Intuition suggests a natural tradeoff between simplified, highly approximate models (simple equations), resulting in easy to solve optimization problems, and sophisticated, accurate models (Spice), resulting in very difficult optimization problems. In the first case, one gets fast results that might not be accurate. Accurate results are achieved with the other, but the optimization phase is very slow and requires much babysitting. Either way, a lot of analog design time and effort is required.

The accuracy versus speed tradeoff can be beat, however. New interior-point methods for solving special types of nonlinear optimization problems can be used to design analog and RF cells, like op amps, comparators, or CMOS inductors, in seconds. These methods not only achieve accuracy, but they also can easily handle the much larger problems that arise when synthesizing much larger blocks, like PLLs or switched-capacitor filters.

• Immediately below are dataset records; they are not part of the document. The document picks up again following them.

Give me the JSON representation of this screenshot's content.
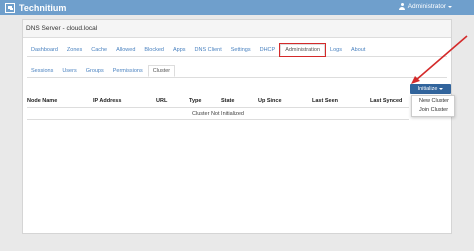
{
  "app": {
    "name": "Technitium"
  },
  "user": {
    "label": "Administrator"
  },
  "panel": {
    "title": "DNS Server - cloud.local"
  },
  "main_tabs": [
    "Dashboard",
    "Zones",
    "Cache",
    "Allowed",
    "Blocked",
    "Apps",
    "DNS Client",
    "Settings",
    "DHCP",
    "Administration",
    "Logs",
    "About"
  ],
  "main_tab_active": "Administration",
  "sub_tabs": [
    "Sessions",
    "Users",
    "Groups",
    "Permissions",
    "Cluster"
  ],
  "sub_tab_active": "Cluster",
  "init_button": {
    "label": "Initialize"
  },
  "dropdown": {
    "items": [
      "New Cluster",
      "Join Cluster"
    ]
  },
  "table": {
    "columns": [
      "Node Name",
      "IP Address",
      "URL",
      "Type",
      "State",
      "Up Since",
      "Last Seen",
      "Last Synced"
    ],
    "empty_message": "Cluster Not Initialized"
  },
  "colors": {
    "navbar": "#6f9fcc",
    "link": "#4a82c0",
    "button": "#31649c",
    "highlight": "#d42a2a"
  }
}
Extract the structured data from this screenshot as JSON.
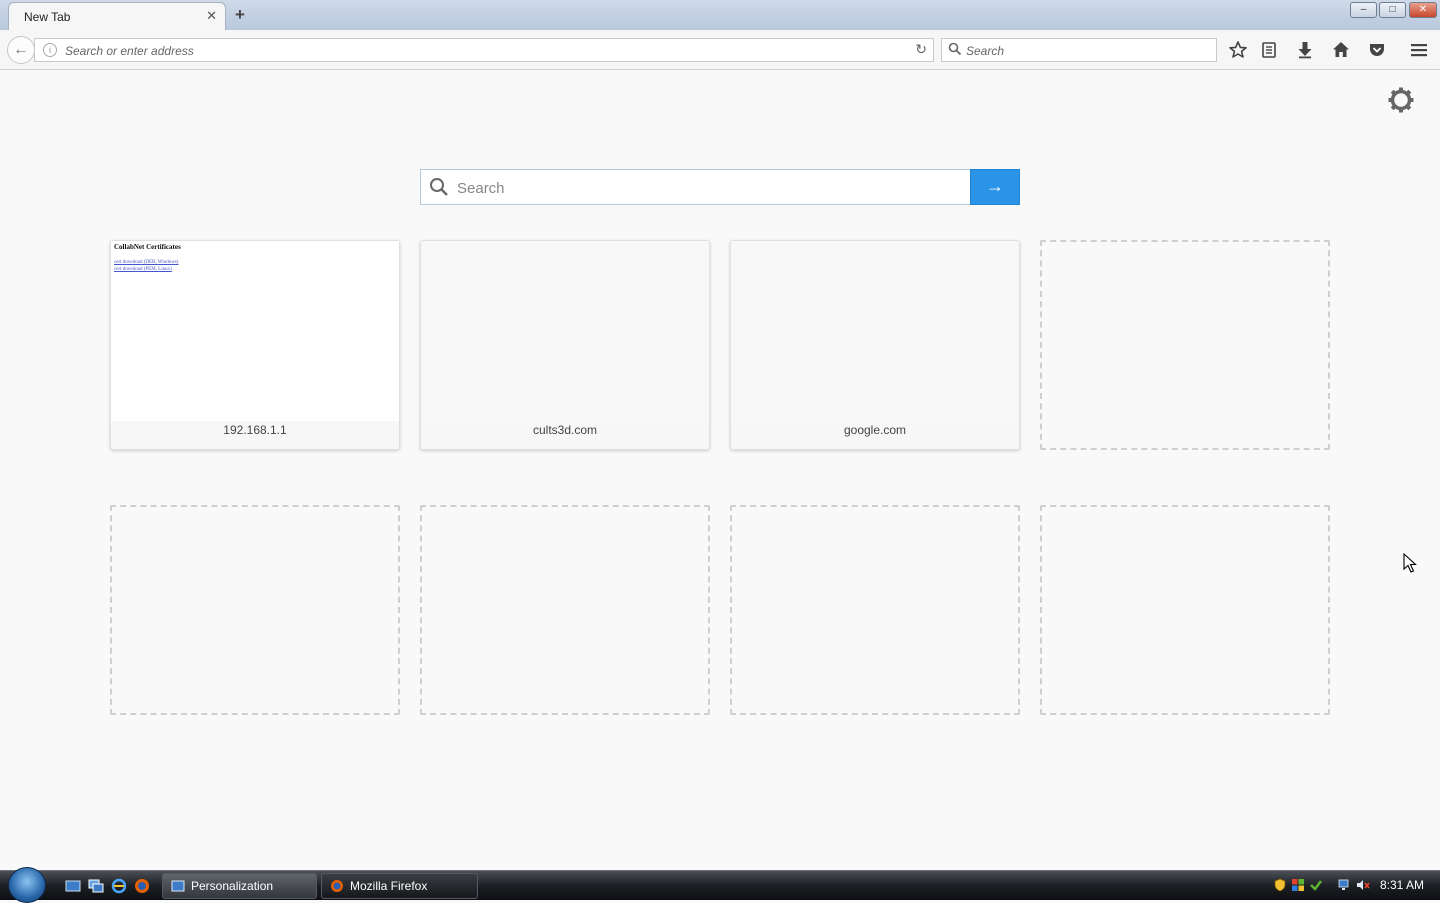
{
  "tabs": [
    {
      "label": "New Tab"
    }
  ],
  "window_controls": {
    "minimize": "–",
    "maximize": "□",
    "close": "✕"
  },
  "navbar": {
    "url_placeholder": "Search or enter address",
    "search_placeholder": "Search"
  },
  "content": {
    "search_placeholder": "Search",
    "search_go": "→",
    "tiles_row1": [
      {
        "title": "192.168.1.1",
        "thumb_heading": "CollabNet Certificates",
        "thumb_links": [
          "cert download (DER, Windows)",
          "cert download (PEM, Linux)"
        ]
      },
      {
        "title": "cults3d.com"
      },
      {
        "title": "google.com"
      }
    ]
  },
  "taskbar": {
    "items": [
      {
        "label": "Personalization"
      },
      {
        "label": "Mozilla Firefox"
      }
    ],
    "clock": "8:31 AM"
  },
  "colors": {
    "accent": "#2a95e8",
    "titlebar": "#c4d1e3",
    "taskbar": "#1d2024"
  },
  "icons": [
    "back-icon",
    "info-icon",
    "reload-icon",
    "search-icon",
    "bookmark-star-icon",
    "reading-list-icon",
    "download-icon",
    "home-icon",
    "pocket-icon",
    "hamburger-menu-icon",
    "gear-icon",
    "arrow-right-icon",
    "windows-start-icon",
    "firefox-icon",
    "ie-icon",
    "desktop-icon",
    "volume-muted-icon",
    "network-icon"
  ]
}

For each analog cell, up to thousands of equations are formulated, each with many nonlinear terms, to capture design constraints and relate design variables to the specifications. This step relies on new, proprietary device models and a number of internal tools developed for this task. The large set of complex design equations achieve an accuracy similar to Spice. They can still be solved rapidly and globally, though, because of their very special form. An analog cell can be synthesized directly from user specifications, without any initial design, in a fraction of the time that it takes to verify the design in Spice.